1) LE CERVEAU ET LES EMOTIONS
- Utiliser la musique et les chansons dans l’apprentissage (langues, histoire…)
- Faire apprendre des poèmes exaltants, des discours historiques, des textes de référence.
- S’appuyer sur les passions : histoire, sports, guerre, timbres, techniques, hommes célèbres.
- S’appuyer sur l’instinct de compétition : donner la possibilité aux élèves de dominer la classe, en faisant parler ceux qui savent.

2) VOCABULAIRE EMOTIONNEL
- Un texte de portrait moral : demander aux élèves de le réécrire avec des synonymes.
- Donner aux élèves des listes de vocabulaire par thèmes : confiance, caractère, enthousiasme.
- Relier au vocabulaire des faits un vocabulaire émotionnel pour aider à passer de l’un à l’autre.
- Les faire écrire sur leur expérience émotionnelle : amitié, animal favori, colère, peur, joie…

3) AGRESSION ET CHAHUT
- Donner cinq règles exigeantes et s’y tenir :
— A la sonnerie, tout le monde doit être prêt.
— Les élèves doivent se respecter mutuellement…
- Ne pas faire d’exception aux règles sous prétexte que l’intention n’était pas mauvaise.
- Si la règle est trop dure, en changer, mais expliquer pourquoi on change. Ne pas changer pour quelqu’un en particulier.
- Ne pas changer souvent les règles.
- Ne pas traiter quelqu’un comme plus jeune qu’il n’est, ni lui parler trop gentiment, surtout s’il est en tort. Le traiter en personne responsable, lui demander de tirer lui-même les conséquences.
- Encourager une activité physique régulière.
- Les arts martiaux aident au contrôle de soi.
- Utiliser l’humour face à une situation tendue.
- Constater un fait isolé, sans généraliser ni mettre une étiquette sur le « coupable ».

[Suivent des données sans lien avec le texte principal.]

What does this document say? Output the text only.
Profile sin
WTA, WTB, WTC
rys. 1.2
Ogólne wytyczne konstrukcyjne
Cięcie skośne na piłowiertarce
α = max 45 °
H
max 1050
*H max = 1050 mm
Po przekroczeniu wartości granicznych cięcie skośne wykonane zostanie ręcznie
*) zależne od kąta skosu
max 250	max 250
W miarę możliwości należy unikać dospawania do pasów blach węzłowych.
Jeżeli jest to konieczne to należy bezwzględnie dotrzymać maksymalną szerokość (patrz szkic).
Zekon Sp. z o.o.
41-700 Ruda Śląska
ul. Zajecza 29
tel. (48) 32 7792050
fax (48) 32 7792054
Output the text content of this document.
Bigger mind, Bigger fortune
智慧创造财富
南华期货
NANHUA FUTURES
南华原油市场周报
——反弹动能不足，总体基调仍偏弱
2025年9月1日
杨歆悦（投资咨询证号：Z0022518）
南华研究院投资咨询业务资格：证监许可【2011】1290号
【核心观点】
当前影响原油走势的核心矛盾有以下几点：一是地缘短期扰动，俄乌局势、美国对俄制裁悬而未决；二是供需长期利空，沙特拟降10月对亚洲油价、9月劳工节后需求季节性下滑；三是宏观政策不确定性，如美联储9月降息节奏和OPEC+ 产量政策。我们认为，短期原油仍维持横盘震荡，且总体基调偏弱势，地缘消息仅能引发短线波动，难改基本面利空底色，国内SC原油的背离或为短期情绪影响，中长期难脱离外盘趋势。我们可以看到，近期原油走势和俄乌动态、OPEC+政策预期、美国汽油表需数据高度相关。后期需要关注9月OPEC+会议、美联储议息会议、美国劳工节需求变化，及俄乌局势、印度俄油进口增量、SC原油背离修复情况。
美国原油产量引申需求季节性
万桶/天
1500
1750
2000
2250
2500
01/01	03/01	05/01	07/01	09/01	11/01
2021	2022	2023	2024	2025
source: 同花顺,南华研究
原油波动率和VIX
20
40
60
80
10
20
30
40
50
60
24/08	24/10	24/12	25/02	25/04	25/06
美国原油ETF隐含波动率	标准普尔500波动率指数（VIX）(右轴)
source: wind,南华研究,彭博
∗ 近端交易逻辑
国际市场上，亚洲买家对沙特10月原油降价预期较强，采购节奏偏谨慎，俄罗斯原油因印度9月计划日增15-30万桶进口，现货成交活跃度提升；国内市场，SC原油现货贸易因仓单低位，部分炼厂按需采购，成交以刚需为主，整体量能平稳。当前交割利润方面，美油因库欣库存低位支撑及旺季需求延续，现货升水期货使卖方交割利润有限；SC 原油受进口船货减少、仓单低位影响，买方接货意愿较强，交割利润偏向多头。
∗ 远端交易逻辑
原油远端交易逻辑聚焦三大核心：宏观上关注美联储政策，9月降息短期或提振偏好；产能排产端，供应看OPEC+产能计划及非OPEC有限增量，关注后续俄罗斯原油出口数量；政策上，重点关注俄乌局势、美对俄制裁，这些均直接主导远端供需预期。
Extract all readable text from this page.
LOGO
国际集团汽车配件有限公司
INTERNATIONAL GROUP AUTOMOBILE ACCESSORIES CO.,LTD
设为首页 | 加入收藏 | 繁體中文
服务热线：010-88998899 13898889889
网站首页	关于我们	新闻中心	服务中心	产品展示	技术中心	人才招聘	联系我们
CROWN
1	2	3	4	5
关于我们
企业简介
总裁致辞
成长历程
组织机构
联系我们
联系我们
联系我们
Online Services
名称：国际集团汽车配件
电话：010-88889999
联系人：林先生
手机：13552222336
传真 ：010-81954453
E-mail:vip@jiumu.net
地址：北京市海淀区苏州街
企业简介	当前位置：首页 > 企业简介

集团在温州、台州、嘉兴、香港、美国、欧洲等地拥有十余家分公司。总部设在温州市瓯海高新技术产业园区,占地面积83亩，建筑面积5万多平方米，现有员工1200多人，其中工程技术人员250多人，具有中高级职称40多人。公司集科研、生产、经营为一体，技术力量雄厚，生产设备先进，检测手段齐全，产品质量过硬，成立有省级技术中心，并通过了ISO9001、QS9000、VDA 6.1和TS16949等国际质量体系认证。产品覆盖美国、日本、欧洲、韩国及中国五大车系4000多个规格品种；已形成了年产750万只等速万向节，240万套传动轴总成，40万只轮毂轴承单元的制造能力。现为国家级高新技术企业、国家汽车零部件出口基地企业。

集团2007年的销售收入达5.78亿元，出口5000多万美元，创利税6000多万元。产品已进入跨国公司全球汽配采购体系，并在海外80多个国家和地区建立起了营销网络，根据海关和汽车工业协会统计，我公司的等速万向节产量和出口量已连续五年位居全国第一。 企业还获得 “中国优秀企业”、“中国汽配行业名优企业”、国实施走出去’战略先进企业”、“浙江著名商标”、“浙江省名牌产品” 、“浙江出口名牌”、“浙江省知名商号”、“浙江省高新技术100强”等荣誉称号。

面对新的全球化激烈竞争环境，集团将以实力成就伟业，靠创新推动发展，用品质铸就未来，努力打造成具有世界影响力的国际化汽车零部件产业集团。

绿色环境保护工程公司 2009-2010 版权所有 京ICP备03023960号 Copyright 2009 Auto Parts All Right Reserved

4) COMPETITION ET COOPERATION
- Le garçon est généralement compétitif.
- Proposer des exercices en groupe : projets par équipe, ou pour toute la classe, pour leur faire apprécier le travail en coopération.
- Récompenser la meilleure progression, en plus du meilleur élève. Le caractère, l’esprit de service… Essayer de décerner un prix à chacun.
- Concours oratoire, de capitales, de maths, de vocabulaire, de soin, par grand ou petit groupe.
- Veiller à ce que les élèves soient de bons perdants et d’humbles gagnants.